Il est presque 13h mais je continue à parler inlassablement. Adil m'écoute avec une attention enfantine. J'aime bien voir ses yeux s'agrandir puis briller, au rythme de mes récits d'aventure farfelues. Ça m'apaise. Puis, une fois sans mot, je me tourne vers lui.
- Aller, à toi maintenant ! Raconte une anecdote.
Son visage se referme lentement et il détourne la tête. A chaque fois que j'évoque sa vie, son passé ou ses émotions, il se referme comme une huître.
- Tu dois aller en cours, lâche-t-il. T'es déjà en retard.
Je soupire. Il a raison mais pour une fois, je me sentais bien avec quelqu'un d'autre que Noémie ou mes frères. Je n'avais pas peur de dire quelque chose de travers ou d'en dire trop.

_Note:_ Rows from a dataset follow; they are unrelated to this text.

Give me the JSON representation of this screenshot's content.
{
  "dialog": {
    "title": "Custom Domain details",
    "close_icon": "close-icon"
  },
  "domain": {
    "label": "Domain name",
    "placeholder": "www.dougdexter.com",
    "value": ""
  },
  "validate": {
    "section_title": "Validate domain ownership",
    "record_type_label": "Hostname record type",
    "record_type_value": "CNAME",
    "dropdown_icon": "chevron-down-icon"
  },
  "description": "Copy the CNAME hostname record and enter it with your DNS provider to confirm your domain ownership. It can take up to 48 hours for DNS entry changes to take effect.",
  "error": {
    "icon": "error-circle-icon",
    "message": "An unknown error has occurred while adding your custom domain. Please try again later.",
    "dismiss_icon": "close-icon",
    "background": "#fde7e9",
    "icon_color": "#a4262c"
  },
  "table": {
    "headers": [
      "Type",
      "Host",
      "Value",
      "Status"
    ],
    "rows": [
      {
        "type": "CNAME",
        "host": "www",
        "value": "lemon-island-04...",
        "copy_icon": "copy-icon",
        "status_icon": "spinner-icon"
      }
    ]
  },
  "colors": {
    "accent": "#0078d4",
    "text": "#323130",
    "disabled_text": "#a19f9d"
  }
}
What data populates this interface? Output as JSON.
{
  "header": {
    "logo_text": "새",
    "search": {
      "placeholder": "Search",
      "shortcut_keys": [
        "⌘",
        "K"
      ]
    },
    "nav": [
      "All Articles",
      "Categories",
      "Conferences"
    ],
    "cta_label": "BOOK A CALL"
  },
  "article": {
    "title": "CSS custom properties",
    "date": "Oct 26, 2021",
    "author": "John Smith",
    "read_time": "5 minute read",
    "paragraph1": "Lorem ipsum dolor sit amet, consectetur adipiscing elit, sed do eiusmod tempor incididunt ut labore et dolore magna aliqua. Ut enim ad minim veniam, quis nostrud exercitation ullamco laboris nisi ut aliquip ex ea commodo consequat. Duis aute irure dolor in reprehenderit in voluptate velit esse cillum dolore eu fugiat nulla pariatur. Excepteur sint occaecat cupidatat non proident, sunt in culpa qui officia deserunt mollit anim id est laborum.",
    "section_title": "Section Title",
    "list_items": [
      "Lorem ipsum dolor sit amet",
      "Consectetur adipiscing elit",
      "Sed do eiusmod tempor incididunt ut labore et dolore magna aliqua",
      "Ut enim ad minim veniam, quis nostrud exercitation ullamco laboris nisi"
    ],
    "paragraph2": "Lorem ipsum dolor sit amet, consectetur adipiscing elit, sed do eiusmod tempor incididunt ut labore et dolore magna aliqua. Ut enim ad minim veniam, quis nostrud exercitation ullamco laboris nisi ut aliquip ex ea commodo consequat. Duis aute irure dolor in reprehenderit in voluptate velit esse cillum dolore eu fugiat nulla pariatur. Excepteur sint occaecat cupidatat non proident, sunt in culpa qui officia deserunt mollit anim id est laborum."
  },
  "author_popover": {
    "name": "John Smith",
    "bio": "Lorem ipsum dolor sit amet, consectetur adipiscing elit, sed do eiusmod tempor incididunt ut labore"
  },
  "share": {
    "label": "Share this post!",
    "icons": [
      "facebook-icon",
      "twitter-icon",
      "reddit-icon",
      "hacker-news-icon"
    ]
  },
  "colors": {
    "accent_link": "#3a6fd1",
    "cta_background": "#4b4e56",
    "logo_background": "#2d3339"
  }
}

- Je serais prête à sécher les cours, je lui assure. Ça ne sera pas la première fois.
- Va y, insiste-t-il, c'est important ta première année. Surtout pour des études de médecine.
Deuxième soupir. Je referme mon sac d'un coup sec. Mais je ne me lève toujours pas.
- Juste une phrase, je continue. J'sais pas raconte quelque chose que je ne sais pas sur toi.
Il se décale, creusant un écart entre nous. Je me rends compte qu'il s'est encore plus tendu. Il semble retenir sa respiration.
- Ça te sers à quoi Anna ? Murmure-t-il en croisant ses bras.
- A mieux te connaître, je lui répond. Oh sérieux quoi, je t'ai raconté l'une de mes chutes à vélo les plus extrêmes, j'ajoute en plaisantant.
Je me rapproche de lui, jusqu'à presque le toucher avec mon épaule.
- Je suis bipolaire, lâche Adil d'un ton grave. De type maniaco-dépressif.
J'ouvre la bouche, puis la referme, à court de mot. Je regarde mon téléphone. 13h24. Je ne bouge toujours pas. Qu'est ce que...?
- Tu ne me regarderas plus de la même façon n'est ce pas ? Bafouille-t-il en secouant ses mains.
Je les fixe. Je n'ai toujours pas compris pourquoi il tremble autant des mains. Il doit sûrement prendre un traitement. A moins qu'il fume ou se drogue ? Wow Anna on se calme !
- Pourquoi tu dis ça ?
- Je suis malade Anna, continue Adil en se tournant complètement vers moi. Pour ne pas dire fou, je suis atteint d'un trouble du comportement qui dérègle aussi mes émotions. Ça ne sert à rien de lutter, quand le combat est déjà fini.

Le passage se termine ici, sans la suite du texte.